Work Opportunity Tax Credit Can Add to the Bottom Line

Community association management companies (and their clients) have a valuable tool available for growing their staffs and reducing their tax bills at the same time — the Work Opportunity Tax Credit (WOTC). And they may not even be aware of it.

“The credit is very overlooked,” says Jamie Dokovna, a shareholder in the Florida law firm Becker & Poliakoff who practices employment law and works in the community association arena.

“I can’t think of any managers or associations that receive it. I suspect it’s largely because they don’t know about it. It’s like free money, and they’re not taking advantage of it.”

Understanding the WOTC Potential

“There’s a big shortage of managers right now,” says Ken Bertolucci, president of NS Management in Skokie, Ill. “Part of it is that the business is booming; another is the lack of young people entering community association management.”

The WOTC could help managers and associations fill those gaps. It’s designed to incentivize employers to hire individuals who have historically faced barriers to employment, including:

  • the formerly incarcerated or those previously convicted of a felony;
  • recipients of Temporary Assistance for Needy Families (TANF);
  • veterans;
  • residents in areas designated as empowerment zones or rural renewal counties;
  • individuals with disabilities who have completed a vocational rehabilitation plan or program;
  • individuals whose families are recipients of supplemental nutrition assistance (otherwise known as food stamps or SNAP) or TANF;
  • recipients of disability benefits; and
  • individuals who have been unemployed for at least 27 weeks.

Tax-exempt employers can claim the WOTC only against payroll taxes and only for wages paid to qualified veterans. While associations generally are nonprofit, though, they usually don’t qualify for tax-exempt status unless they operate for the good of the public at large, not just their members — and they have to file a request with the IRS.

Employers that hire from the so-called “target groups” can claim a tax credit that ranges from $2,400 up to a whopping $9,600 per eligible employee, depending on the targeted group and the qualified wages paid to the new hire. Generally, the credit is 40 percent of qualified wages for individuals who work at least 400 hours in their first year of employment. No cap applies to the number of new employees who can earn an employer credits.

“The financial aspect is very compelling,” Dokovna says. “In conjunction with other potential tax credits, there’s a big savings to hiring people you might not otherwise hire or think would be a good fit. If you give them an opportunity, they can rise to the occasion.

“If there’s a concern, an employer can get a fidelity bond.” The Federal Bonding Program gives employers free access to $5,000 to $25,000 in fidelity bond coverage for certain employees’ first six months on the job.

According to Dokovna, employers across industries are now considering candidates they’ve reflexively rejected in the past. For example, many employers are moving away from requiring college degrees. “They know the jobs they’re looking to fill don’t really require it, and that requirement has kept people out of these better-paying jobs.”

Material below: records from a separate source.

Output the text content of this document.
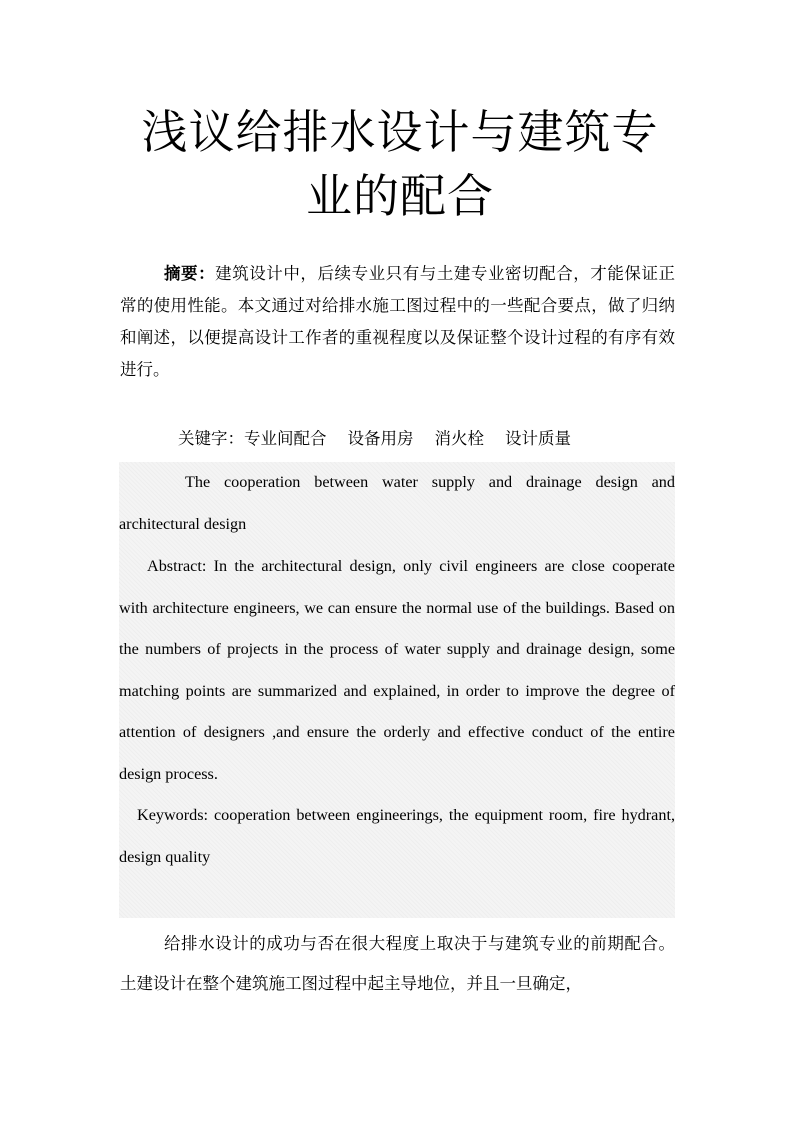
浅议给排水设计与建筑专
业的配合

摘要：建筑设计中，后续专业只有与土建专业密切配合，才能保证正常的使用性能。本文通过对给排水施工图过程中的一些配合要点，做了归纳和阐述，以便提高设计工作者的重视程度以及保证整个设计过程的有序有效进行。

关键字：专业间配合    设备用房    消火栓    设计质量

The cooperation between water supply and drainage design and architectural design

Abstract: In the architectural design, only civil engineers are close cooperate with architecture engineers, we can ensure the normal use of the buildings. Based on the numbers of projects in the process of water supply and drainage design, some matching points are summarized and explained, in order to improve the degree of attention of designers ,and ensure the orderly and effective conduct of the entire design process.

Keywords: cooperation between engineerings, the equipment room, fire hydrant, design quality

给排水设计的成功与否在很大程度上取决于与建筑专业的前期配合。土建设计在整个建筑施工图过程中起主导地位，并且一旦确定，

Hiring from disadvantaged groups could provide a competitive advantage, too. “Businesses are trying to differentiate themselves by doing good things,” Dokovna says. “I know companies that use the WOTC as a selling point from a marketing perspective.” Associations with socially conscious boards may be especially drawn to such managers.

Finding Eligible Employees

So how do you know if a candidate falls in a targeted group? Soliciting the necessary information seems like a dicey proposition.

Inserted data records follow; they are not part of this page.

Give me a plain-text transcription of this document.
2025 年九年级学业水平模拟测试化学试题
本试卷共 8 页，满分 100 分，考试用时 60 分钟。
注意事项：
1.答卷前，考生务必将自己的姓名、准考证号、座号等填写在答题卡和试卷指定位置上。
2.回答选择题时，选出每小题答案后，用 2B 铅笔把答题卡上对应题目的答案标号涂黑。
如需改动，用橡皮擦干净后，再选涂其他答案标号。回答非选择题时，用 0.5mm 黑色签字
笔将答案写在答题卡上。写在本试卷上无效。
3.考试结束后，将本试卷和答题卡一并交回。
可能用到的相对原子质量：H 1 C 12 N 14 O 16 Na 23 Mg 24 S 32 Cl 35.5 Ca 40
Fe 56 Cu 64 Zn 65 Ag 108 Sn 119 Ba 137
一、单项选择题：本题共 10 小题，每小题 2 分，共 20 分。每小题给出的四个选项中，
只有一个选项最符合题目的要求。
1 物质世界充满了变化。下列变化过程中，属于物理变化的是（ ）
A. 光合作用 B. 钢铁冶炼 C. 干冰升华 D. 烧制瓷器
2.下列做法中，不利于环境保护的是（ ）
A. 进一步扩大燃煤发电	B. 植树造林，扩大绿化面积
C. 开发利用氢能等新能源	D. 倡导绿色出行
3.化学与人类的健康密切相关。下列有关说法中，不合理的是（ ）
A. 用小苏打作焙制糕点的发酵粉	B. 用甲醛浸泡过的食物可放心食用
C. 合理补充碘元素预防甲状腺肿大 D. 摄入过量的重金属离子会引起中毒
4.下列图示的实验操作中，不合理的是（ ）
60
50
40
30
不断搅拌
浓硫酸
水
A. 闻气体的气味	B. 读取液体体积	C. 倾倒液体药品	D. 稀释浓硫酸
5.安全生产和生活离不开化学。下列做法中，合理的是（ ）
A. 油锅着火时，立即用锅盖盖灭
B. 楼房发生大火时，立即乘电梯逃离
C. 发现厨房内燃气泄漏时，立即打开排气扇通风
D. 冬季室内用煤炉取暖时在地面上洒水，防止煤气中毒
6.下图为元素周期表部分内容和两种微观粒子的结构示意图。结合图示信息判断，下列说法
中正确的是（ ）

“I wouldn’t recommend asking in interviews if someone receives SNAP benefits, for example,” Dokovna says. “But you can partner with local job centers or state workforce agencies that place qualified candidates from the targeted groups. My advice to employer clients is that this is a resource they should look into.”

American Job Centers can help employers recruit employees, host job fairs, conduct skills assessments, and provide support to workers transitioning to new positions. Some applicants may be pre-certified as part of a targeted group. While helpful, pre-certification isn’t necessary for an employer to hire or claim the WOTC.

Claiming the Credit

The IRS does have some strict requirements for employers claiming the WOTC. If the new employee isn’t pre-certified, you’ll need to obtain certification from the state workforce agency that he or she is a member of a targeted group on or before the first day or work.

Alternatively, you can complete a pre-screening notice (IRS Form 8850, “Pre-Screening Notice and Certification Request for Work Opportunity Credit”) on or before the day employment is offered. Submit the notice to the state workforce agency to request certification within 28 days after the employee begins work. New hires must work at least 120 hours before you can claim the WOTC.